The Post-Digital Week – 4 Mar

Is post-digital an empty buzzword, the end of something or the beginning of something new? All three possibilities have arisen this week, as we compile the best links from around the web.

After several weeks of trawling through the internet for interesting thoughts on post-digital, I've become a little weary of how often the term is used as an empty buzzword (and yes, marketing types, I am looking squarely at you) rather than as a jumping off point for discussion and new ideas. Ben Hourahine seems to have hit a similar point:

According to the buzz merchants abound in our industry, we are entering the post-digital, post-pc and post-social era.
In case you haven’t heard these pronouncements, the first is based on the belief that everything is increasingly digital (so digital disappears), the second on the fact that PC’s are getting smashed by phones and tablets (in terms of shipments and sales), and the third on the realisation that social media and the Internet are not actually separate things (go figure).
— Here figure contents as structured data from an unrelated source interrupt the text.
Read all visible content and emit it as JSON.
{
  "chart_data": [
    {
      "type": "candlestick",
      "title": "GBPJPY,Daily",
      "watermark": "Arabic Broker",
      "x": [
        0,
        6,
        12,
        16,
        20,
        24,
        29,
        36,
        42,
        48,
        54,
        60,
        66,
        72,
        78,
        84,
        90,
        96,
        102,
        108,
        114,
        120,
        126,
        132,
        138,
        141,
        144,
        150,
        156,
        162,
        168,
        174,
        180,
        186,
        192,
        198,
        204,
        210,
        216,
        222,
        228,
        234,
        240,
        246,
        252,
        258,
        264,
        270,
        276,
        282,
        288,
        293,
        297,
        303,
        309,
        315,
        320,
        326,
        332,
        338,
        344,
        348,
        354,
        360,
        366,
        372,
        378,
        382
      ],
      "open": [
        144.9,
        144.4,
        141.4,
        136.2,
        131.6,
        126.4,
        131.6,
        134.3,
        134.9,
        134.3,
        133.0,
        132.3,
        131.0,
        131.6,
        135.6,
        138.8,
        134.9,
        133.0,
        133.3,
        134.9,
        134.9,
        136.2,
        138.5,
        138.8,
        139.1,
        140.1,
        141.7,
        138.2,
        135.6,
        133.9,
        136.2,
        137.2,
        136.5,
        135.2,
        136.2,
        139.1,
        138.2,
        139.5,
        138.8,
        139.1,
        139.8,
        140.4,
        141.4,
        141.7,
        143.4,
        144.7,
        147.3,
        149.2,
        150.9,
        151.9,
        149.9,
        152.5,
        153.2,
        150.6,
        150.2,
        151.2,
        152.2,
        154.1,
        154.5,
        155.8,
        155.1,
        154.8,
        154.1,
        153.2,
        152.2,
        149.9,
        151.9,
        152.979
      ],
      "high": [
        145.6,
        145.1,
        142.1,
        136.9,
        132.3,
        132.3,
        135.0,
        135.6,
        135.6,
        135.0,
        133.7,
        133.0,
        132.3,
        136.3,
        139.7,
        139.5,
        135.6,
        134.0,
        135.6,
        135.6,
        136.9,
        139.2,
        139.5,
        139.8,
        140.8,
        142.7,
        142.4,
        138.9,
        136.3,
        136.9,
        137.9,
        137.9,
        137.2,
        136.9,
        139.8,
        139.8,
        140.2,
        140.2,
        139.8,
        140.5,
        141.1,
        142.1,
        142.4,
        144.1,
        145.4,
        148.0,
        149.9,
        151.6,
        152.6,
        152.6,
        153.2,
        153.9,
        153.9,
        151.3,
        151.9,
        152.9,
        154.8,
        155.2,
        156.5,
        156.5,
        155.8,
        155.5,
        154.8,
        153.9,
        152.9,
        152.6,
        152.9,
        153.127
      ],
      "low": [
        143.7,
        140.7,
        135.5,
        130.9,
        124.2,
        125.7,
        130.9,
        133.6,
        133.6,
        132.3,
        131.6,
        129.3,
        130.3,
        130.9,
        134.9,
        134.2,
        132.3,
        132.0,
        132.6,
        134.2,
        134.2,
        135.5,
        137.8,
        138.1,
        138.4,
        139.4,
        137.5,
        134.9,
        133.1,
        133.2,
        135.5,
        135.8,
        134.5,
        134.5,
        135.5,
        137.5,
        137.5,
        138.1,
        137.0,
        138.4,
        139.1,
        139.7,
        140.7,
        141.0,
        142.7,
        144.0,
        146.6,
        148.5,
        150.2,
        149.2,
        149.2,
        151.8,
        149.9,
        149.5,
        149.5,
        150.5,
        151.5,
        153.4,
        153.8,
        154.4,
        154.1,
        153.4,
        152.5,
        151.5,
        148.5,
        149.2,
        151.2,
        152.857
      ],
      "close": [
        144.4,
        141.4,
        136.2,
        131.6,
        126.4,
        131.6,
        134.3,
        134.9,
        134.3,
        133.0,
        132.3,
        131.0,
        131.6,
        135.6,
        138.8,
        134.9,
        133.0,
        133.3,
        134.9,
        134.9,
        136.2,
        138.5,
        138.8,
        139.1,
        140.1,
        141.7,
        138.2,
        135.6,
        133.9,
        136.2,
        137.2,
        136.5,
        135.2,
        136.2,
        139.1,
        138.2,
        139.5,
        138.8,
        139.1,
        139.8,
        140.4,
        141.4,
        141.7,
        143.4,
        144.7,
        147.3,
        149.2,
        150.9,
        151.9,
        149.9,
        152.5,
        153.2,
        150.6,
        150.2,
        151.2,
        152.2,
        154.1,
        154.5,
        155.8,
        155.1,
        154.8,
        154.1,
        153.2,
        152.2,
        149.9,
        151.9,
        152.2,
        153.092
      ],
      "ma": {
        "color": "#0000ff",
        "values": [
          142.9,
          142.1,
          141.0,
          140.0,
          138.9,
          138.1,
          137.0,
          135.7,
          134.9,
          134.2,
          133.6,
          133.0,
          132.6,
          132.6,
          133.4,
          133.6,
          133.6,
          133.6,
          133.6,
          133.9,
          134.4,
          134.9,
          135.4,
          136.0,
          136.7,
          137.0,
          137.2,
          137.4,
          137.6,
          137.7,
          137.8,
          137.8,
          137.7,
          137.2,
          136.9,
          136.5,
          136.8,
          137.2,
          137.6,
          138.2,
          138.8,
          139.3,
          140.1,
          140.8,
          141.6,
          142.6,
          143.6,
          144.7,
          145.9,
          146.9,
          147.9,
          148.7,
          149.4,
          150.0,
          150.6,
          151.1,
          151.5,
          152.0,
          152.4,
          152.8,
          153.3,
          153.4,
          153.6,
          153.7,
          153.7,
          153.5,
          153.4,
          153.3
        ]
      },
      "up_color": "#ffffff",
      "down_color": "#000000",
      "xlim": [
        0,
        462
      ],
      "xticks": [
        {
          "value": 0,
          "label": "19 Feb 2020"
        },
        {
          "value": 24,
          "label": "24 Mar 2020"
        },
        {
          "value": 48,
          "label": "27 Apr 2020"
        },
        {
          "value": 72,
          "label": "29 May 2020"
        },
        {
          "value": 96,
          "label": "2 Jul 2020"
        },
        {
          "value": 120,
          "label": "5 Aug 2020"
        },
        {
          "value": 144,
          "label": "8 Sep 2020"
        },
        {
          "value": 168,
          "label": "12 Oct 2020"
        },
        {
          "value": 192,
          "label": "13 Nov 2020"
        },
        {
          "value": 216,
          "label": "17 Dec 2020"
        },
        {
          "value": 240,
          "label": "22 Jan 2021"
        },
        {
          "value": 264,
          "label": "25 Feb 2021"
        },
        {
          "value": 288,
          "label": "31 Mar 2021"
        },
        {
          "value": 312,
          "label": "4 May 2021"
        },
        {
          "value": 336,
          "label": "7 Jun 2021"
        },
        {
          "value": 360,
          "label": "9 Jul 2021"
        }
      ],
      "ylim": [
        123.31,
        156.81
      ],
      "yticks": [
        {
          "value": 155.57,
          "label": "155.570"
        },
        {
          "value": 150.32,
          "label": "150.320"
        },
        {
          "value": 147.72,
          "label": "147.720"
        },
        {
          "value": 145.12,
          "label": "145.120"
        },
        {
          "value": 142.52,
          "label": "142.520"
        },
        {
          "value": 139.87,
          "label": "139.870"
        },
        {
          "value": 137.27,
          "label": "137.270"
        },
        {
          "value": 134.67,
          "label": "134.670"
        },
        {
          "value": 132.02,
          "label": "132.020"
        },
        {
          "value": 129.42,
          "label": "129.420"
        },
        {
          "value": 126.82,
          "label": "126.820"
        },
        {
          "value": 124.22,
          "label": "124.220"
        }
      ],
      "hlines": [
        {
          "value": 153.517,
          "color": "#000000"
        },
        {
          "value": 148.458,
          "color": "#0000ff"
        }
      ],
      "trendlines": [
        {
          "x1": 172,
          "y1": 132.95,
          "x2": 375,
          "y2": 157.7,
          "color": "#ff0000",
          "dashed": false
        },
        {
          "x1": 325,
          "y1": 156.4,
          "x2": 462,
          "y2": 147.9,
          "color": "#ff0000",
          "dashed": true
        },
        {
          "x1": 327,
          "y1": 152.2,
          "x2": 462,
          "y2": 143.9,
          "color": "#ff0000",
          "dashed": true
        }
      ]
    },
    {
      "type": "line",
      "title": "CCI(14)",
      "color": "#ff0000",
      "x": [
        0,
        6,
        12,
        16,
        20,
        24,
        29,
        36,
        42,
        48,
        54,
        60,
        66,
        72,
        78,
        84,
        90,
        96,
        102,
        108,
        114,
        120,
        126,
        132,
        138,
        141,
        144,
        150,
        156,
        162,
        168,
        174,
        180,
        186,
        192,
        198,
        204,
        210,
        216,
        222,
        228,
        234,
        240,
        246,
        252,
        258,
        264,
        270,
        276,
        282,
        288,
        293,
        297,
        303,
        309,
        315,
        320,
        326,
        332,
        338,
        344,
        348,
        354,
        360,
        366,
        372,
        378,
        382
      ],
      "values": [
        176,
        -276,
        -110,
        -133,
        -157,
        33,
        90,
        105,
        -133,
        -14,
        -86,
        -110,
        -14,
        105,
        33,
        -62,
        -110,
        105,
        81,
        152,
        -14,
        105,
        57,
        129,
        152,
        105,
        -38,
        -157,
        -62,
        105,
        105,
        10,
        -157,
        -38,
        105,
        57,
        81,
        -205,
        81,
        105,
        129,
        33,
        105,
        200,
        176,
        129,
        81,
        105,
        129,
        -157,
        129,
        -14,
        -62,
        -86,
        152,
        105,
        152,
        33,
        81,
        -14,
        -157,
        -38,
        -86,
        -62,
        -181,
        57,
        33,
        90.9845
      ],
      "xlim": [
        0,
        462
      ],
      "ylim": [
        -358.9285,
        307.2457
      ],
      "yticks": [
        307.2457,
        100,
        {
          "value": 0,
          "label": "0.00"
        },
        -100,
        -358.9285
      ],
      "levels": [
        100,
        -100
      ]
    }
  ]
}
However, his conclusion to his article, which first appeared in Adnews, is an odd one to me:

Well, we have work to do. We need to spend more time really understanding how digital technology will actually further integrate into physical life. We also need to spend time analysing what this change will create and not simply the buzzwords it may destroy.

But – isn't that the point of post-digital? It isn't about the death of digital – it's about the new things that arise when digital is so ubiquitous as to be unremarkable. I suspect Mr Hourahine has been a little too influenced by the empty buzzword merchants.

There are plenty of post-digital ideas to get excited by:

Driverless cars come ever closer, which could ease our transport issues – or make them worse.
Digital technology could be the bedrock for a revival of manufacturing in the UK:

That is a different kind of customer for UK manufacturing. It is a digitally-empowered one and to understand him/her, the industry has to adapt. Once that customer has a product they are happy with, they will look for funding through Kickstarter or sell their product online through Etsy or Folsky. (Most of these digital services were not developed in the UK, I hasten to add.)

Social media should move beyond being a tool of the marketing department and start to transform businesses.

Perhaps, indeed, companies should evolve to the point where they're a network of projects:

A project is exactly this: a network of interdependencies created to achieve a precise goal in a well-defined time frame . A project is a system with a precise duration. A company viewed as a system is therefore a network of projects, and the orderly creation and timely completion of these projects should accomplish the stated goal of the network.

But art is leading the way here. Melanie Bender pointed me at the Speed Book where Aram Bartholl collapses digital ideas into physical space with startling results.

I think there's plenty of evidence there that post-digital is the beginning of something, not the end of it, don't you?